Aber es ist auch unlackiertes Metall dabei, kleine schimmernde Splitter. Und noch etwas, von dem ich nicht sagen kann, was es ist.« Wie unter Zwang schiebt er das Material auf dem Objektträger herum. »Als Nächstes führe ich eine Untersuchung mit dem Spektrometer durch, um festzustellen, mit was für einem Metall wir es zu tun haben. Gab es im Haus des toten Mädchens irgendwas Rot-Weiß-Blaues? Ich glaube, ich mache mich mal auf die Suche nach dem alten Marino und geb ihm ein paar kühle Bierchen aus. Junge, ich könnte selbst auch einen Schluck gebrauchen.«
»Reden Sie nicht von Bier«, meint Kit. »Mir ist wirklich nicht gut. Ich weiß, dass wir uns an den Abstrichen und den Klebestreifen nicht anstecken können, aber manchmal, wenn sie den Mist vom Leichenschauhaus hochschicken, kommen mir trotzdem Zweifel.«
»Quatsch. All die klitzekleinen Bakterien sind mausetot, wenn sie bei uns landen«, erwidert Eise und sieht sie an. »Wenn Sie genau hinschauen, werden Sie merken, dass sie winzige Zettelchen am großen Zeh haben … Sie sehen tatsächlich blass aus, Mädchen.« Er nimmt ihren plötzlichen Anfall von Unwohlsein nur ungern ernst, denn ohne Kit ist es einsam hier oben. Aber sie fühlt sich offenbar krank, und es wäre nicht richtig von ihm, das zu ignorieren. »Warum machen Sie keine Pause, Mädchen? Haben Sie sich eigentlich gegen Grippe impfen lassen? Als ich mich endlich dazu aufgerafft hatte, war ihnen der Impfstoff ausgegangen.«
»Bei mir war’s genauso. Ich habe nirgendwo mehr einen Termin gekriegt«, antwortet sie und steht auf. »Ich glaube, ich koche mir mal einen heißen Tee.«
23
Lucy ist schlecht im Delegieren. Sosehr sie sich auch auf Rudy verlässt, vertraut sie ihm in letzter Zeit nur noch ungern ihre Arbeit an, und zwar wegen Henri und seiner Abneigung gegen sie. Deshalb sieht sie das ausgedruckte Ergebnis ihrer IAFIS-Recherche selbst durch, während sie in ihrem Büro sitzt und, die Kopfhörer auf dem Kopf, die Mitschnitte der banalen Telefonate ihrer Nachbarin Kate abhört. Es ist früh am Donnerstagmorgen.

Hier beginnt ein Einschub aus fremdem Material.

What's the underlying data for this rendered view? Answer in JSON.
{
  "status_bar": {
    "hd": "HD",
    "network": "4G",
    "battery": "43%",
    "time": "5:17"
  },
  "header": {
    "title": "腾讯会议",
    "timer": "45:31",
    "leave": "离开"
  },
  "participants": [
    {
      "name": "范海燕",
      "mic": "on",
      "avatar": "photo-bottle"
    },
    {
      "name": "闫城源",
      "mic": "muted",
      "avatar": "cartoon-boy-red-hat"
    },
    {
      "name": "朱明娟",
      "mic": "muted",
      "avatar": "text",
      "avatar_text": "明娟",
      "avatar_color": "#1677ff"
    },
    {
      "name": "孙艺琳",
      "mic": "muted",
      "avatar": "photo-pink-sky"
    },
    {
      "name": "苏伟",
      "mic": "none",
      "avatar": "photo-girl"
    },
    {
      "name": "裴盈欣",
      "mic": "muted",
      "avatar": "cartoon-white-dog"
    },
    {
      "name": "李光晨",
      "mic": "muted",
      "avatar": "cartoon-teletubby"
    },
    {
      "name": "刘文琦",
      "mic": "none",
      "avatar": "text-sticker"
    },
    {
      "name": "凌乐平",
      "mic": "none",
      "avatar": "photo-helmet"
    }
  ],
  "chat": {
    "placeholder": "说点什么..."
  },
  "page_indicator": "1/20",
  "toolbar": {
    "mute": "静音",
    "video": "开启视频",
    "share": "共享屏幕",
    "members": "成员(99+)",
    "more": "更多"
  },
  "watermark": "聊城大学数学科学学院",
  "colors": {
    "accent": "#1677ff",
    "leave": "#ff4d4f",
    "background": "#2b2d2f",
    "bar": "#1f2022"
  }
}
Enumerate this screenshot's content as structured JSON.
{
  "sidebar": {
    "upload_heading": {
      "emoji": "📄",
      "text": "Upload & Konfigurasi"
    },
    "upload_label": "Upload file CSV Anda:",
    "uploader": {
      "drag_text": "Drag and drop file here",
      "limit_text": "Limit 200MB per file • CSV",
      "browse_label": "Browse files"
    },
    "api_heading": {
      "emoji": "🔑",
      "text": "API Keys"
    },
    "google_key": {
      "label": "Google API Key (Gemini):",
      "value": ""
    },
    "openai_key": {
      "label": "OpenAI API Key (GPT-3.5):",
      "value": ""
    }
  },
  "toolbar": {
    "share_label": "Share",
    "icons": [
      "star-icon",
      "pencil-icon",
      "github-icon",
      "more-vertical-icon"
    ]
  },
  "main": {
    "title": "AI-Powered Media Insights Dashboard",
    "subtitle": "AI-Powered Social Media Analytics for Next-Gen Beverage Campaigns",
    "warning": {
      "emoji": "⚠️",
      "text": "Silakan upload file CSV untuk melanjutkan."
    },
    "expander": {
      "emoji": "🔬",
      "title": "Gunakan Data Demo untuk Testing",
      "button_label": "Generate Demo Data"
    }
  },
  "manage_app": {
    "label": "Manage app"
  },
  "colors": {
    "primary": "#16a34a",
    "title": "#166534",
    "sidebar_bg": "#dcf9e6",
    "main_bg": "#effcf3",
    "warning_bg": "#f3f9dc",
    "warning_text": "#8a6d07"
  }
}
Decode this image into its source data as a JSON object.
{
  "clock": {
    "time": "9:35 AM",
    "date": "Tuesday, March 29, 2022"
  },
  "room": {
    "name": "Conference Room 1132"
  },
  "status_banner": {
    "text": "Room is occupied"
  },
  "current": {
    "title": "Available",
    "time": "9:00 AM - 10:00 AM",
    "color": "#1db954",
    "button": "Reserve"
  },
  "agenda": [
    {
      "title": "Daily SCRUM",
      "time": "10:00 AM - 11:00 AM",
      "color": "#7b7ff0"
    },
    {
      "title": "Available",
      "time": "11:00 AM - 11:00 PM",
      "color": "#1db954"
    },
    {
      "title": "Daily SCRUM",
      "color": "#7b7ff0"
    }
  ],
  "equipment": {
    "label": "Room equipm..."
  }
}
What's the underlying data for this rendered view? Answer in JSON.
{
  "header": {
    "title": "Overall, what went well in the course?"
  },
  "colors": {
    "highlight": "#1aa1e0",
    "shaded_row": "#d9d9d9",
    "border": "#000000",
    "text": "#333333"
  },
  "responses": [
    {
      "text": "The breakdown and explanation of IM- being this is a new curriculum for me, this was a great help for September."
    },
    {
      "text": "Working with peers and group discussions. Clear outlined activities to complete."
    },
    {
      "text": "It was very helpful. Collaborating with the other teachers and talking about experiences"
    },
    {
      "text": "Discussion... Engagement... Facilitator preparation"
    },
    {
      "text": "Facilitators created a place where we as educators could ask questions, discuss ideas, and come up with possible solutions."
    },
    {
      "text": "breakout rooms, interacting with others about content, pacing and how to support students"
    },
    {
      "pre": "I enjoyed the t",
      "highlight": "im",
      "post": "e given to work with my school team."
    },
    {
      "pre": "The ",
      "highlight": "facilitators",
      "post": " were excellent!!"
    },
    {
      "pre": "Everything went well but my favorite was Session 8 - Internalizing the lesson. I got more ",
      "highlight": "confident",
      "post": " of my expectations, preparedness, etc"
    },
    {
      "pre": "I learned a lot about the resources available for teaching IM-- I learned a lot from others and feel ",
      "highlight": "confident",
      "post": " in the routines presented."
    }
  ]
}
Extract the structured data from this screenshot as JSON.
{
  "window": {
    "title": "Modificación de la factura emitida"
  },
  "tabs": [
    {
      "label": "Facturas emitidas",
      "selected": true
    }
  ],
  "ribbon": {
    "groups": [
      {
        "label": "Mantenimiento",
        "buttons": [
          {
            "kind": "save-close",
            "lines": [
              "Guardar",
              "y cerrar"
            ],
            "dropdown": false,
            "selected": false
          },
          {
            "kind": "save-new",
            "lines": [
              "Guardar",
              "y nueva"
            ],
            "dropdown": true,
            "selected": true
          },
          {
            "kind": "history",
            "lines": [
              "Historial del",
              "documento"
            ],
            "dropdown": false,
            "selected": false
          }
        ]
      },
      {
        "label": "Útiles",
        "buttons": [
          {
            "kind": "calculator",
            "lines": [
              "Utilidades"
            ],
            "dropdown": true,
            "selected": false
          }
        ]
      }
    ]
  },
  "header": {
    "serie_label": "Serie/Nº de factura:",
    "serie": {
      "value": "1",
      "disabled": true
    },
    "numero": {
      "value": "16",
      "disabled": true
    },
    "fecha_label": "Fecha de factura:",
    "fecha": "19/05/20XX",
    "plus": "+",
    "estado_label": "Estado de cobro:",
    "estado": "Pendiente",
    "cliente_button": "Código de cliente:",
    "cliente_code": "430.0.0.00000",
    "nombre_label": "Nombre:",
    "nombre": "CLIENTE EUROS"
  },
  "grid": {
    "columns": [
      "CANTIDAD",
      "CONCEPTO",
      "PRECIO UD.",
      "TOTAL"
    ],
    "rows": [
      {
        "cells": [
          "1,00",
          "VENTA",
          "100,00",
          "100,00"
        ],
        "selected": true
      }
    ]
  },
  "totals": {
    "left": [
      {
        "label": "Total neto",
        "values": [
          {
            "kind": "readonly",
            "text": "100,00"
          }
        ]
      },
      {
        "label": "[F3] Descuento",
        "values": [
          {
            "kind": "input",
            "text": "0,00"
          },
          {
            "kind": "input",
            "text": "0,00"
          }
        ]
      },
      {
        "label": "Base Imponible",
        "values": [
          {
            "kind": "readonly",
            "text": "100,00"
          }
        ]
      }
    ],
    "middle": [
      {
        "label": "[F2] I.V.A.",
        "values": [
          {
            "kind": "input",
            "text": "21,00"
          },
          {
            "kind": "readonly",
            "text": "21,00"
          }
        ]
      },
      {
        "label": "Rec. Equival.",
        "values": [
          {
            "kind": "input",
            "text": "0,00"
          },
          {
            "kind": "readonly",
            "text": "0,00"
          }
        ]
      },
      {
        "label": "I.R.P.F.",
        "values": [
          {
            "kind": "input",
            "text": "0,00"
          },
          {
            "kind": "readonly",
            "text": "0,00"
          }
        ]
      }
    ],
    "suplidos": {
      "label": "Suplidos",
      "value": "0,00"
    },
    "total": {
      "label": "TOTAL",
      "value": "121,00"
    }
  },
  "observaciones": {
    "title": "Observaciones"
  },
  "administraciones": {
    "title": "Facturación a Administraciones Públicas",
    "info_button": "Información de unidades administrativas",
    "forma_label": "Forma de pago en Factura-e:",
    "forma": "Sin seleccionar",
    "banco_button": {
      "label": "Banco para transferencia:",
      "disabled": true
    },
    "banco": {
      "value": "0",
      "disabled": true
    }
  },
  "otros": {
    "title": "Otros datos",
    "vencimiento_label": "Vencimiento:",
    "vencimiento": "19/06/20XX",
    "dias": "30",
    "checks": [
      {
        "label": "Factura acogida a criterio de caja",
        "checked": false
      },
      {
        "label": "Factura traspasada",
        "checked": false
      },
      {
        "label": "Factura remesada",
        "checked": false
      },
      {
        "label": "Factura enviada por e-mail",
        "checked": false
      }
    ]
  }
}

Gestern am späten Abend hat Kate sie zurückgerufen und eine Nachricht auf dem Mobiltelefon hinterlassen. »Umarmung und Küsschen wegen der Karten«, und: »Wer ist die Poolpflegerin? Jemand Berühmtes?« Lucy hat eine Poolpflegerin, die nicht berühmt, sondern eine Brünette über Fünfzig ist, die viel zu zierlich wirkt, um einen Kescher zu schwingen; Lucys Pechsträhne reißt auch bei ihrer IAFIS-Recherche nicht ab, denn diese hat keinen plausiblen Kandidaten zutage gefördert, was heißt, dass die automatische Suche vergeblich war. Latente Fingerabdrücke mit latenten Fingerabdrücken zu vergleichen, ist ein Glücksspiel, insbesondere dann, wenn einige davon nur teilweise vorhanden sind.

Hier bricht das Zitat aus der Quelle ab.